Les trois vers suivants présentent aussi une césure au milieu d'un mot, mais il ne s'agit pas d'enjambement de mot stricto sensu :

Après les fe+sses des rosiers, balcon

 Où mille dia+bles bleus dansent dans l'air !

 Sur la guita+re, la blanche Irlandaise.

Il s'agit toutefois de césures à l'italienne que Rimbaud n'a pas pratiquée avant 1872, avant des poèmes comme Mémoire, Tête de faune

Les preuves que Rimbaud compose un poème aux hémistiches de quatre et six syllabes sont données par les séries suivantes qui relèvent nécessairement du fait exprès :

Première série :

Platebandes + d'amaranthes jusqu'à
L'agréable + palais de Jupiter.
Mêles ton Bleu + presque de Sahara !
- La Juliette, + ça rappelle l'Henriette,
 Où mille dia+bles bleus dansent dans l'air !
Bavardage + des enfants et des cages.

Nous observons une série voulue de césures audacieuses sur "e" féminin, les deux premiers vers donnent le ton Cette série n'est pas homogène, le "Bleu" à la césure est régulier, mais il inscrit la reprise comme une rime interne des hémistiches du "ble" d'agréable et on remarque à nouveau cet enchaînement dans la césure italienne pour "dia+bles bleus" On remarque également les rimes internes pour "Juliette"/"Henriette" et "Bavardage"/"cages", moyennant une corruption singulier/pluriel pour la seconde Ceci est à rapprocher de la rime interne avec césure à l'italienne d'un vers de Famille maudite / Mémoire : "ombelle", "elle"
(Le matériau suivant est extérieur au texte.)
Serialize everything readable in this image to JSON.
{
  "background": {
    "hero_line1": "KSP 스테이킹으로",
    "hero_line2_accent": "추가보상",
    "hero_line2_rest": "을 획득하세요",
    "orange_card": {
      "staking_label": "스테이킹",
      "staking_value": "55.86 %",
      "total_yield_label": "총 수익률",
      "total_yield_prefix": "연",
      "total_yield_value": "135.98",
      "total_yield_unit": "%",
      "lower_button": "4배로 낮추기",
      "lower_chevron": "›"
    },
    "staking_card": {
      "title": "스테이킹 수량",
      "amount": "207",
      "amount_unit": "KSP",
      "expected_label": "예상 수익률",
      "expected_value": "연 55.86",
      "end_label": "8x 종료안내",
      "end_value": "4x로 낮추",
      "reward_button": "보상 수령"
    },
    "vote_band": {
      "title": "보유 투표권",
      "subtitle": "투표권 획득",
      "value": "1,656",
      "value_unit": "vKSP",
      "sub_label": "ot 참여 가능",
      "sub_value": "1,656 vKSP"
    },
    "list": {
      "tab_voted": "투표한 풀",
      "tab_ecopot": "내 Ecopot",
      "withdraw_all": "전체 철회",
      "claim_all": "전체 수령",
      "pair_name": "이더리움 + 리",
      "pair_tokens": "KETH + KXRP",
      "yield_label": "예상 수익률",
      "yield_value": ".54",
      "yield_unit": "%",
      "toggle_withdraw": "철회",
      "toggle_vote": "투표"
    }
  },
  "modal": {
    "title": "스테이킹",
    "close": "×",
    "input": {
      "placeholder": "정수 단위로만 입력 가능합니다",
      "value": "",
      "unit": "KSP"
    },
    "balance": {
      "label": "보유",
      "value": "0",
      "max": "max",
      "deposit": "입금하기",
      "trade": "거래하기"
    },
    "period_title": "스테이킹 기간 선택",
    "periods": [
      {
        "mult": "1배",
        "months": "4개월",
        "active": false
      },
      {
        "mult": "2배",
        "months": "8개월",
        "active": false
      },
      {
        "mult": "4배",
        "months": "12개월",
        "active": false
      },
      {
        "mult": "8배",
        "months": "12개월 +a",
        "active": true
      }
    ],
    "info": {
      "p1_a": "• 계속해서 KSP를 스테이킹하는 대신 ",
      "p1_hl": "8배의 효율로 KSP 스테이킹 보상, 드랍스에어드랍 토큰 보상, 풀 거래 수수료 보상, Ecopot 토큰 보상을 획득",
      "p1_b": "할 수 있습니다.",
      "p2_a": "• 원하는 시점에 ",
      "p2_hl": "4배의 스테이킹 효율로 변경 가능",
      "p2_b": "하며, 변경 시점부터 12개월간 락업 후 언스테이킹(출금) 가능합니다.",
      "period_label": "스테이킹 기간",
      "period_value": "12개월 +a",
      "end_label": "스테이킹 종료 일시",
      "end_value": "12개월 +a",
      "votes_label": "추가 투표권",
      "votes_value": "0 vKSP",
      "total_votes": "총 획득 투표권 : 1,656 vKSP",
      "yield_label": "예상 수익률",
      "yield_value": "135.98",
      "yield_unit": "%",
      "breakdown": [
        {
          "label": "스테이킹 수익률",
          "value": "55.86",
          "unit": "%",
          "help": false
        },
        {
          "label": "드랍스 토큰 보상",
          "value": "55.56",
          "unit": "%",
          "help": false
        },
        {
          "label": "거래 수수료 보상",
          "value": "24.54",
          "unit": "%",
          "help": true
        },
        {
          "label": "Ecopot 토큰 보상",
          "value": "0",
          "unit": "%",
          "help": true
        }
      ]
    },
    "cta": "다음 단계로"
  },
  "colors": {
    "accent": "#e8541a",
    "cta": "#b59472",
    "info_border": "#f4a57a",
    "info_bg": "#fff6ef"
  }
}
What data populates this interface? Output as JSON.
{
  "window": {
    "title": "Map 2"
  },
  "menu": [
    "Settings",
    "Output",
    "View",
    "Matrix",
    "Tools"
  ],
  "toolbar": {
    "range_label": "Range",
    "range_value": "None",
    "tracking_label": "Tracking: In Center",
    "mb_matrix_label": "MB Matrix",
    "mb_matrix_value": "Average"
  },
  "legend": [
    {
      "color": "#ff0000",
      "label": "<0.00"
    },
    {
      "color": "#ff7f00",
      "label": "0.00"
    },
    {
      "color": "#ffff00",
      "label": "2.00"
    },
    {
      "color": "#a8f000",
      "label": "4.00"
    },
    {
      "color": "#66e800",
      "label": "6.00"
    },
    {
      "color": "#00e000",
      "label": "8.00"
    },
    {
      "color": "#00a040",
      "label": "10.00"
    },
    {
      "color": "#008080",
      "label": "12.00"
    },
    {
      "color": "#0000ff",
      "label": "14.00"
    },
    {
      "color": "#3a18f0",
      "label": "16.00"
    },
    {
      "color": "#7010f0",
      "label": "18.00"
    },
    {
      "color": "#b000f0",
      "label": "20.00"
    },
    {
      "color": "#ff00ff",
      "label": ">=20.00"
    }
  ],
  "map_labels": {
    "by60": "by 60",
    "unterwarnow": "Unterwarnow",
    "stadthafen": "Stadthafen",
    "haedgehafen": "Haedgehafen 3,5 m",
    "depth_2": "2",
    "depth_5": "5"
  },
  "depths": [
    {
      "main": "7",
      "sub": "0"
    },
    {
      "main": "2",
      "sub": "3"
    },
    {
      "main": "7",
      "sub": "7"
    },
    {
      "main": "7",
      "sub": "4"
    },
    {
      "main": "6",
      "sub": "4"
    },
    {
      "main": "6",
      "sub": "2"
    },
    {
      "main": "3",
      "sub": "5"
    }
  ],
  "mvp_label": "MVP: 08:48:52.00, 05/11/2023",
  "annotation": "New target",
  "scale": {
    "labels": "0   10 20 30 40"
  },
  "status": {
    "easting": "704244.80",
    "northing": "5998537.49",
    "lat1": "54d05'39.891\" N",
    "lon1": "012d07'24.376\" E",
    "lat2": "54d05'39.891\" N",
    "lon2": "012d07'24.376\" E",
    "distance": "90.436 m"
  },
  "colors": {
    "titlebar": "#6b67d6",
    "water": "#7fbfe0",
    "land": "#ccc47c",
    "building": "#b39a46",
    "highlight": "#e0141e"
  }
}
Aux doigts ; foulant l'ombe+lle ; trop fière pour elle ;
Dans Mémoire, l'audace est un cran en-dessous, car la césure tombe sur la voyelle stable [è] comme c'est le cas à la rime Dans Juillet, et ce serait un argument pour soupçonner que celui-ci a été composé après, les rimes internes présentent un décalage plus gênant La rime interne n'est pas de césure à fin de vers, puisque pour qu'il y ait rime de césure à rime, le "a" de "Bavardage" et le [è] de "Juliette" devraient se trouver à la césure et non le "e" féminin En fin de vers, le "e" est surnuméraire, c'est bien un "a" et un [è] qui sont à la rime

Deuxième série :

Cage de la + petite veuve !...
                                              Quelles

Kiosque de la + Folle par affection.
Fenêtre du + duc qui fais que je pense
Au poison des + escargots et du buis

Je signale rapidement au passage le jeu dit de "cacophonie" ici appliqué à la césure, puisque depuis Malherbe et Deimier, début du XVIIème siècle, il était, un peu arbitrairement, considéré comme cacophonique de faire se suivre deux syllabes identiques ou quasi identiques Je ne suis pas spécialement convaincu que ce soit cacophonique automatiquement et ces vers en sont des preuves, mais cela fait partie de l'histoire littéraire
Surtout, ces quatre vers présentent une identité de facture Il faut rappeler que "du" et "des" devant la césure sont ici des formes contractées : "du" = "de le" et "des"=" de les", comme on l'apprend, pardon l'apprenait à l'école
Cette identité est renforcée par le rapprochement sensible des noms "cage" et "kiosque", et dans une moindre mesure du mot "fenêtre" Ce rapprochement est encore conforté par la complémentation qui désigne à chaque fois des êtres vivants, à trois reprises un être humain, et à deux reprises une femme, sachant qu'il est facile de resserrer le rapprochement de sens des mentions "petite veuve" et "Folle par affection"
Cette série pourrait être élargie à d'autres vers et, en tout cas, la quête du sens du poème y invite nécessairement :

- Calmes maisons, + anciennes passions !
Tel est le vers qui précède la mention du "Kiosque", ce vers est placé dans la poignée de vers qui séparent la "Cage de la petite veuve" du "Kiosque"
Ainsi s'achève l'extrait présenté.